Jetzt muss ich mal schauen, was noch übrig geblieben ist auf der kleinen Charta, also Nummer 23, Recht auf Arbeit, das ist aus. Gibt’s nur mehr als Pflicht zur Arbeit, mindestens 41 Wochenstunden und ohne dieses lästige Beiwerk „begleitende soziale Maßnahmen“. Nummer 24, Recht auf Freizeit und Erholung, das wird komplett gestrichen. Manchmal werde ich ein bisschen nostalgisch, wie war das früher noch, als es Interessensvertretungen gab? Aber mit der ORF Zwangsgebühr sind ja auch alle anderen Zwangsmitgliedschaften abgeschafft worden. Keine Arbeiterkammer mehr, Gewerkschaften sowieso nicht, nur mehr die Industriellenvereinigung, der Bauernbund – für Nicht-Bio Vollspalten Glyphosat Bauern – und die Wirtschaftskammer sind übrig.
Jetzt hätte ich fast übersehen, ich könnte Ihnen ja noch eine schnelle Portion Nummer 19 anrichten.
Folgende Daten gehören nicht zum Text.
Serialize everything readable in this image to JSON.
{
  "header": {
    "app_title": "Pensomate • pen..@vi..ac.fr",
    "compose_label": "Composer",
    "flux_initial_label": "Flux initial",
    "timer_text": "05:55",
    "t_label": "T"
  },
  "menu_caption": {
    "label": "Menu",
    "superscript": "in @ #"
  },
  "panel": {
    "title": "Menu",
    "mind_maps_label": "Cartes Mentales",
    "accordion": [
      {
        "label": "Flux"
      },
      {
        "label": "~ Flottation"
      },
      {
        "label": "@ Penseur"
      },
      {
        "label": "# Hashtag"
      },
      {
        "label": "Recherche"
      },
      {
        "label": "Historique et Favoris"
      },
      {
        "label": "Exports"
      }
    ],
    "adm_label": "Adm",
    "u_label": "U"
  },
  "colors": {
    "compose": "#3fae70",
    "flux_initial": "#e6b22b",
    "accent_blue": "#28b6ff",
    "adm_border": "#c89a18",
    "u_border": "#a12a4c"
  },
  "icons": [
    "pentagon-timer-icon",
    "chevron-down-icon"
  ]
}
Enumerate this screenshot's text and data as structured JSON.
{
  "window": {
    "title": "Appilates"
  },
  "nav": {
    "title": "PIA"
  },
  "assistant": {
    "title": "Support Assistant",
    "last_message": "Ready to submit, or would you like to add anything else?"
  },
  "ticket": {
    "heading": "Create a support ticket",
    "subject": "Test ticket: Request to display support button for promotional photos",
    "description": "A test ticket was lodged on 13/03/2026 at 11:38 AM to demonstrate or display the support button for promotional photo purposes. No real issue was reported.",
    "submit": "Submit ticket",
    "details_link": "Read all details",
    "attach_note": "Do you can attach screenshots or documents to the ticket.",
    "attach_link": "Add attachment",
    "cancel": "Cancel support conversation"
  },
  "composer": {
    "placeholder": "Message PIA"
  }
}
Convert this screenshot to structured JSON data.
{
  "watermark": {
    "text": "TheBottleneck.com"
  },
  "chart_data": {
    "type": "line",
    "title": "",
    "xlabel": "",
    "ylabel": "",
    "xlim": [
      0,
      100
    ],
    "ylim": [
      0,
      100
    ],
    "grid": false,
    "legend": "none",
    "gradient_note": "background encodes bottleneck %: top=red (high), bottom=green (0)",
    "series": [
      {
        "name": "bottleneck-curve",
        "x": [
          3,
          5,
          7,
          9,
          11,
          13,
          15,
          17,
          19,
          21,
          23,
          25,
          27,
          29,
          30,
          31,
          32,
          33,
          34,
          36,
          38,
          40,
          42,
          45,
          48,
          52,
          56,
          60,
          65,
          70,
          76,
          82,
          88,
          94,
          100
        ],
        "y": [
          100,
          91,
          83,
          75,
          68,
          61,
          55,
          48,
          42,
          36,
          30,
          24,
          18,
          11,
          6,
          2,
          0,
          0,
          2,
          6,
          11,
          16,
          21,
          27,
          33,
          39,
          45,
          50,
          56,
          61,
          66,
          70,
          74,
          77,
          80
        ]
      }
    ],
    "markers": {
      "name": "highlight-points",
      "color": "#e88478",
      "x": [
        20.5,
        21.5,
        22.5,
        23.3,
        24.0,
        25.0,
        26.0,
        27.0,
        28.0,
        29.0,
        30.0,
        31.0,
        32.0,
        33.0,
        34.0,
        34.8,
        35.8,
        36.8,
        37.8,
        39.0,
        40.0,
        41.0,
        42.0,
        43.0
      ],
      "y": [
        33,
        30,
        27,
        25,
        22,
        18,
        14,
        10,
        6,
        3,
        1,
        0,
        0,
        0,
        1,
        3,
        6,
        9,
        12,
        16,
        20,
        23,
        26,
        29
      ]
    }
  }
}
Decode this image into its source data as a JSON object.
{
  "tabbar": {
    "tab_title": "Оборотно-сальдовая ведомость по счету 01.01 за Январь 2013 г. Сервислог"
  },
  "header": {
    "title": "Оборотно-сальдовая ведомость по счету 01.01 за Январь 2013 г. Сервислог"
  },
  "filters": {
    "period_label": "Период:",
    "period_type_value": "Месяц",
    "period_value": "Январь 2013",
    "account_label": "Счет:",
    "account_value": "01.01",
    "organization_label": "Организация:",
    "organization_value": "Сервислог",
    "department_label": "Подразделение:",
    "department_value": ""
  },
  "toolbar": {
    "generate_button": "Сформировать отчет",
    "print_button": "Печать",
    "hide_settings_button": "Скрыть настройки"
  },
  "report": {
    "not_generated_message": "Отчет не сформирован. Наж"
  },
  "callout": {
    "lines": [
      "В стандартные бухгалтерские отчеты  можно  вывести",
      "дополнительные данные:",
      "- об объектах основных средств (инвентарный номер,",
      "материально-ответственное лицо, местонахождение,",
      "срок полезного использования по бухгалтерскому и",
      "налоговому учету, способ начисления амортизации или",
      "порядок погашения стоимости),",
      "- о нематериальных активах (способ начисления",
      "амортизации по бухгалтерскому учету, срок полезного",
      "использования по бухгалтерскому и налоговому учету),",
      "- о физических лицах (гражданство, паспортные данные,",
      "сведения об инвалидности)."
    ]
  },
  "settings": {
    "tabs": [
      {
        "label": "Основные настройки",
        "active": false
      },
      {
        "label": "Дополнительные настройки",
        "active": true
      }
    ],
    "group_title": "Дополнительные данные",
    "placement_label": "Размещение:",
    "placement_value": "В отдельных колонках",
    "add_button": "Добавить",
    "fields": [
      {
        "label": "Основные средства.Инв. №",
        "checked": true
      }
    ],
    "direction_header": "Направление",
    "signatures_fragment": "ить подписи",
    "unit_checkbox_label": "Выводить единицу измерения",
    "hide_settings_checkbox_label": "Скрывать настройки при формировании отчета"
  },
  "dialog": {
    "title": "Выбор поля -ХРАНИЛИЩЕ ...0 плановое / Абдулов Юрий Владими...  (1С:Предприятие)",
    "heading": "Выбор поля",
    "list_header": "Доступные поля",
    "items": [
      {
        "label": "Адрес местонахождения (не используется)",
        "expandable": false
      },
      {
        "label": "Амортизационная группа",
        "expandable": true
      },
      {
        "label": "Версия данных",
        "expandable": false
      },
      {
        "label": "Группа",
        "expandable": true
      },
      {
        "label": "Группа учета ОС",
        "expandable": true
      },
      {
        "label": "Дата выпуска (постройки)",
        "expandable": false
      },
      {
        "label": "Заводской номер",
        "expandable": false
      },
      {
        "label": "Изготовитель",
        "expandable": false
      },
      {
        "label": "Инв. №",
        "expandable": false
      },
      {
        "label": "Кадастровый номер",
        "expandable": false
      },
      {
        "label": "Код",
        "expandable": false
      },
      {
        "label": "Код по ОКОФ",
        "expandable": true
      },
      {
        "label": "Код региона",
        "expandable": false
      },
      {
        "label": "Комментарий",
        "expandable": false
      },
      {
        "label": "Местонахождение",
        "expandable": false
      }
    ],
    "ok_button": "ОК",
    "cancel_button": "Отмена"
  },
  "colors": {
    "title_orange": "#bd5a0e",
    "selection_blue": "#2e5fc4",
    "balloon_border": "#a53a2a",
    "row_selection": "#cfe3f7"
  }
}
Also einmal Meinungsfreiheit inklusive dem Recht auf unreflektierte Verbreitung in Medien aller Art, da haben wir immer was in der Gerüchteküche. Ich will dann nur nicht hören, dass Sie empfindlich auf Hasskommentare reagieren. Die Herren von der Boulevardpresse haben sich da noch nie beschwert, die veröffentlichen das gerne, genau so wie gefälschte Meinungsumfragen. Also ehrlich gesagt, ich hätte ja schon selbst versucht, eine bessere Bewertung fürs Gasthaus zum Menschenrecht heraus zu holen, aber wenn man sich keine halbseitigen Inserate leisten kann. Ganz im Gegenteil, dann muss ich noch in der Restaurant-Kritik lesen: Menschenrechte, so ein altmodisches Rezept, in weiten Teilen der Welt kennt man das gar nicht, und die chinesische Küche ist immer schon ganz ohne ausgekommen.
Gekürzte Fassung eines Kabarett-Monologs aus dem aktuellen Kabarettprogramm der Autorin: „Links Rechts Menschenrecht“.